A few meters away from her, women in traditional dress eclipse the child’s voice as they bargain with her mother, a scarf seller. These women are tourists from the other “Stan” nations. They flock the streets by sundown. (Western tourists tend to forego Khiva because it is out of the way. To get here from Bukhara, one has to drive for hours through an expanse of steppeland that seems to stretch to infinity, and the usual tourist would usually opt for another stamp on the passport from another Stan than come to Khiva. I am now closer to Turkmenistan than I am to Bukhara.)

But I also see Khiva changing right before my eyes. I see workers installing LED lights, replacing some crumbling bricks, and fixing the cracks of the old city, making it look new. And although they have the tourist’s best interest in mind, I feel a pinch in my heart. I know Khiva will not look the same in a few months, or weeks… and there is a bittersweetness in realizing that I came just in time — or perhaps, a few centuries late.

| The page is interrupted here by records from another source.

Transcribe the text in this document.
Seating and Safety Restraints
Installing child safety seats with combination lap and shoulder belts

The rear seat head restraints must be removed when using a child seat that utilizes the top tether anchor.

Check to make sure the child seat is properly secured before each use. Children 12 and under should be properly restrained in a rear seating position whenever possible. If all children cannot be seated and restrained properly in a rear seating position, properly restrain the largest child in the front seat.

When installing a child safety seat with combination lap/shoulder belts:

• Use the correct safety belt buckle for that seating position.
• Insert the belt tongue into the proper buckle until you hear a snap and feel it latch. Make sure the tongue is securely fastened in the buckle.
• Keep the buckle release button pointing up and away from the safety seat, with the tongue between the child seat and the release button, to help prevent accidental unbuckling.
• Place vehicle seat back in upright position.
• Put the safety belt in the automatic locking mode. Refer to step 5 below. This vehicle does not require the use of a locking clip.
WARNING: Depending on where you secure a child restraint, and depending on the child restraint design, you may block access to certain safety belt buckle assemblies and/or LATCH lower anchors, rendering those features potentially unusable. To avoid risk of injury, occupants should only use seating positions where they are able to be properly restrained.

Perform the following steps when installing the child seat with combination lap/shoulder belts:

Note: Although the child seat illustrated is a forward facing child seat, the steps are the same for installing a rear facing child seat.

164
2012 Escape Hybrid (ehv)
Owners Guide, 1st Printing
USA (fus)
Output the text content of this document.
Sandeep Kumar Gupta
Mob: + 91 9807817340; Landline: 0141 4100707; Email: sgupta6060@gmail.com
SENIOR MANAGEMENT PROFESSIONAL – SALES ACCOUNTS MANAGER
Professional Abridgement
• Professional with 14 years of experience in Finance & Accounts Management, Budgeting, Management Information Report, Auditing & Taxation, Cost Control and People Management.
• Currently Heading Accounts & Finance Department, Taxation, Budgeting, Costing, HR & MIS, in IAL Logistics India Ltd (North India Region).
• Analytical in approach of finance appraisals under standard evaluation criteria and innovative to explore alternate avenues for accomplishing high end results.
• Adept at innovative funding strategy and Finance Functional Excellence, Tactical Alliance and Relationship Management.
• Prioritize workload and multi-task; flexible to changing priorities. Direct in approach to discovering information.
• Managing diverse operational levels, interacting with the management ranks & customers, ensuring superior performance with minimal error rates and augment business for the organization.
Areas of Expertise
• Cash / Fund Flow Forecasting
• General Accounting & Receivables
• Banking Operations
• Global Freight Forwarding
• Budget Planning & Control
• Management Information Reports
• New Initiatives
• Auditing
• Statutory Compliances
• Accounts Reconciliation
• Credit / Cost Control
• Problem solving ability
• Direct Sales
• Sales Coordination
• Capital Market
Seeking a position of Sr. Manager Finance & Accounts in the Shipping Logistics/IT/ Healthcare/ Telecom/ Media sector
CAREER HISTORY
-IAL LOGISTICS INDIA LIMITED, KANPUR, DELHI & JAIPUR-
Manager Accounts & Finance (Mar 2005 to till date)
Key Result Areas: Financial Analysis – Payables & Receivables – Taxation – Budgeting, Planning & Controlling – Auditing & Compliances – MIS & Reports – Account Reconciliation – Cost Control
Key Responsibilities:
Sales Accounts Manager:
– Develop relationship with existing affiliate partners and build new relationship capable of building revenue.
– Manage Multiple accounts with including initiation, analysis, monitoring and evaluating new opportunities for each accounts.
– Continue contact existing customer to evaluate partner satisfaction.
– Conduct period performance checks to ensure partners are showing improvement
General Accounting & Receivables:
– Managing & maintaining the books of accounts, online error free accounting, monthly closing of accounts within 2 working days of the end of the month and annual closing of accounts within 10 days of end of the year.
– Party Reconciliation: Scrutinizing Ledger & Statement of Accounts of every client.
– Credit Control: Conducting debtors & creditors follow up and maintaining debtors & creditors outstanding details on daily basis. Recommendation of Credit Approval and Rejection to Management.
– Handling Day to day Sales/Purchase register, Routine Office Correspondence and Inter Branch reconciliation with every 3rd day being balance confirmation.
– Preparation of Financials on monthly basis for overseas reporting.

In the distance, the tallest minaret in Central Asia calls my attention, calls to prayer, calls time to stand still, and all falls silent.

Does this balcony right outside my bedroom explain enough why I chose to stay in Khiva longer?

© 2022 MDR
Khiva, Uzbekistan

June 22, 2022 – Summer Solstice in Khiva

Resplendent, the summer solstice sunset gilds the citadel of Khiva.

Khiva, the former capital of Khwarazm.

Khwarazm, the region that gave us polymath Muhammad Ibn Musa al-Khwarizmi (780-850), who wrote the book Al-Jabr. From his name we have the word “algorithm,” and from Al-Jabr “algebra”.

The sun blazes differently here. And for knowledge, their wise men, too, seemed to burn so intensely.

June 21, 2022 – The Colors of Bukhara

The temperature is significantly higher in Bukhara that you can feel your skin baked into the color of a lepyoshka as soon as you step out of the caravanserai. Yes, I am staying in a caravanserai! Isn’t that the most natural thing to do when traversing desert cities?

In contrast to Samarkand that can only be depicted in golden blues and vibrant shades of dreams, Bukhara wears the colors of the desert.

But that’s not to say that this important stop on the Silk Route is monochromatic. For as we know, the desert yields surprises; and thousands of years of history have stamped their mark and bled their hues on this oasis city.

I made two friends today who know their history! One endearingly encouraged me to look it up on my phone because he says it’s all there, and the other is an imam who saw me taking pictures of the architecture while trying my best to be unobtrusive at a site sacred to Muslims. He must have appreciated this because he beckoned to me and invited me to take closer pictures of the mosque and its interior, and afterwards, for tea. It was the best tea I’ve had on this trip!